On the one hand, using batch data equivalent to the size of the whole data set can ensure convergence to achieve global optimization of the objective function. However, this will lead to the decrease of optimal convergence speed.

On the other hand, smaller Batch sizes have been shown to converge more quickly towards good results. This is intuitively illustrated by the fact that the small Batch size allows the model to start learning before all the data is retrieved.

However, its disadvantage is that it cannot guarantee global optimality. Therefore, it is generally recommended that you first benefit from faster training dynamics with small batch processing and then gradually increase batch size through training.
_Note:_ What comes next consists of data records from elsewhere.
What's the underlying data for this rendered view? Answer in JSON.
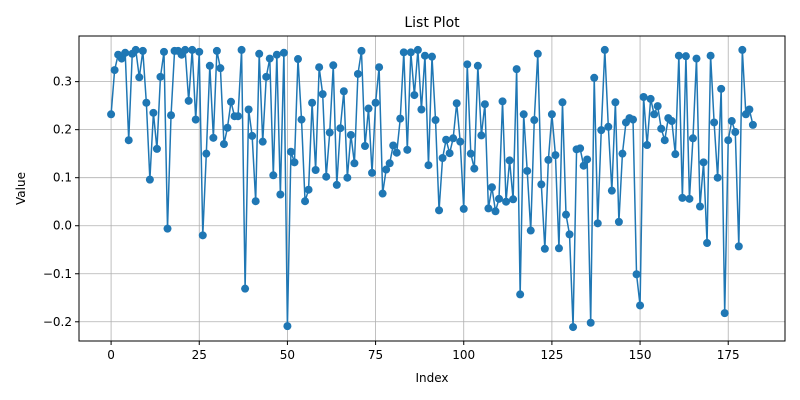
{
  "chart_data": {
    "type": "line",
    "title": "List Plot",
    "xlabel": "Index",
    "ylabel": "Value",
    "xlim": [
      -9.1,
      191.1
    ],
    "ylim": [
      -0.24,
      0.395
    ],
    "xticks": [
      0,
      25,
      50,
      75,
      100,
      125,
      150,
      175
    ],
    "yticks": [
      -0.2,
      -0.1,
      0.0,
      0.1,
      0.2,
      0.3
    ],
    "ytick_labels": [
      "−0.2",
      "−0.1",
      "0.0",
      "0.1",
      "0.2",
      "0.3"
    ],
    "grid": true,
    "color": "#1f77b4",
    "marker": "circle",
    "values": [
      0.232,
      0.324,
      0.356,
      0.348,
      0.36,
      0.178,
      0.358,
      0.366,
      0.309,
      0.364,
      0.256,
      0.096,
      0.235,
      0.16,
      0.31,
      0.362,
      -0.006,
      0.23,
      0.364,
      0.364,
      0.356,
      0.366,
      0.26,
      0.366,
      0.221,
      0.362,
      -0.02,
      0.15,
      0.333,
      0.183,
      0.364,
      0.328,
      0.17,
      0.204,
      0.258,
      0.228,
      0.228,
      0.366,
      -0.131,
      0.242,
      0.187,
      0.051,
      0.358,
      0.175,
      0.31,
      0.348,
      0.105,
      0.356,
      0.065,
      0.36,
      -0.209,
      0.154,
      0.132,
      0.347,
      0.221,
      0.051,
      0.075,
      0.256,
      0.116,
      0.33,
      0.274,
      0.102,
      0.194,
      0.334,
      0.085,
      0.203,
      0.28,
      0.1,
      0.189,
      0.13,
      0.316,
      0.364,
      0.166,
      0.244,
      0.11,
      0.256,
      0.33,
      0.067,
      0.117,
      0.13,
      0.167,
      0.152,
      0.223,
      0.361,
      0.158,
      0.361,
      0.272,
      0.366,
      0.242,
      0.354,
      0.126,
      0.352,
      0.22,
      0.032,
      0.141,
      0.179,
      0.151,
      0.182,
      0.255,
      0.175,
      0.035,
      0.336,
      0.15,
      0.119,
      0.333,
      0.188,
      0.253,
      0.036,
      0.08,
      0.03,
      0.056,
      0.259,
      0.05,
      0.136,
      0.055,
      0.326,
      -0.143,
      0.232,
      0.114,
      -0.01,
      0.22,
      0.358,
      0.086,
      -0.048,
      0.137,
      0.232,
      0.147,
      -0.047,
      0.257,
      0.023,
      -0.018,
      -0.211,
      0.159,
      0.161,
      0.125,
      0.138,
      -0.202,
      0.308,
      0.005,
      0.199,
      0.366,
      0.206,
      0.073,
      0.257,
      0.008,
      0.15,
      0.215,
      0.224,
      0.221,
      -0.101,
      -0.166,
      0.268,
      0.168,
      0.264,
      0.232,
      0.249,
      0.202,
      0.178,
      0.224,
      0.218,
      0.149,
      0.354,
      0.058,
      0.353,
      0.056,
      0.182,
      0.348,
      0.04,
      0.132,
      -0.036,
      0.354,
      0.215,
      0.1,
      0.285,
      -0.182,
      0.178,
      0.218,
      0.195,
      -0.043,
      0.366,
      0.232,
      0.242,
      0.21
    ]
  }
}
history = classifier.fit_generator(training_set,

samples_per_epoch=128,

nb_epoch=50,

validation_data= test_set,

nb_val_samples=59)

Viewrawtrain4.py hostedwith ❤ By GitHub

Visualize and map the losses accurately.

import matplotlib.pyplot as plt

fig = plt.figure()

plt.plot(history.history[‘val_loss’])

plt.legend([‘validation’], loc=’upper left’)

plt.title(‘validation loss vs epoch’)

plt.ylabel(‘validation loss’)

plt.xlabel(‘Epoch’)

Viewrawval_loss.py hostedwith ❤ By GitHub

Verify the loss VS EPOCH

import matplotlib.pyplot as plt

fig = plt.figure()

plt.plot(history.history[‘val_acc’])

plt.legend([‘validation’], loc=’upper left’)

plt.title(‘validation accuracy vs epoch’)

plt.ylabel(‘validation accuracy’)

plt.xlabel(‘Epoch’)

Viewrawval_acc.py hostedWith ❤ By GitHub

The model can achieve 100% validation accuracy after running 50 epochs.

conclusion

Therefore, deep learning can be carried out even when there is insufficient data.

This model can achieve 100% validation accuracy in 50 epochs with only 100 images of various categories.

This model can also be extended to solve other binary or multi-level image classification problems.

One might think this model is fairly simple, since it is easy to see with the naked eye that a car is very different from a bus. So can we use this model to develop a classifier to identify benign/malignant tumors?

The answer is yes.

We can develop such a classifier, but the key is to use data enhancement for any small data set. Another solution is to use pre-training weights to achieve transfer learning.

Now, do you understand?

Leave a comment like follow

We share the dry goods of AI learning and development. Welcome to pay attention to the “core reading technology” of AI vertical we-media on the whole platform.

(Add wechat: DXSXBB, join readers’ circle and discuss the freshest artificial intelligence technology.)

Master deep learning, insufficient data can also carry out image classification

Related Posts

Text classification remains BERT? The dual contrast learning framework is also too strong

The first prize team of Haihua Competition talked about the competition experience and experience: the application of AI in garbage sorting

2020 Double 11: Look at the black technology behind Alibaba!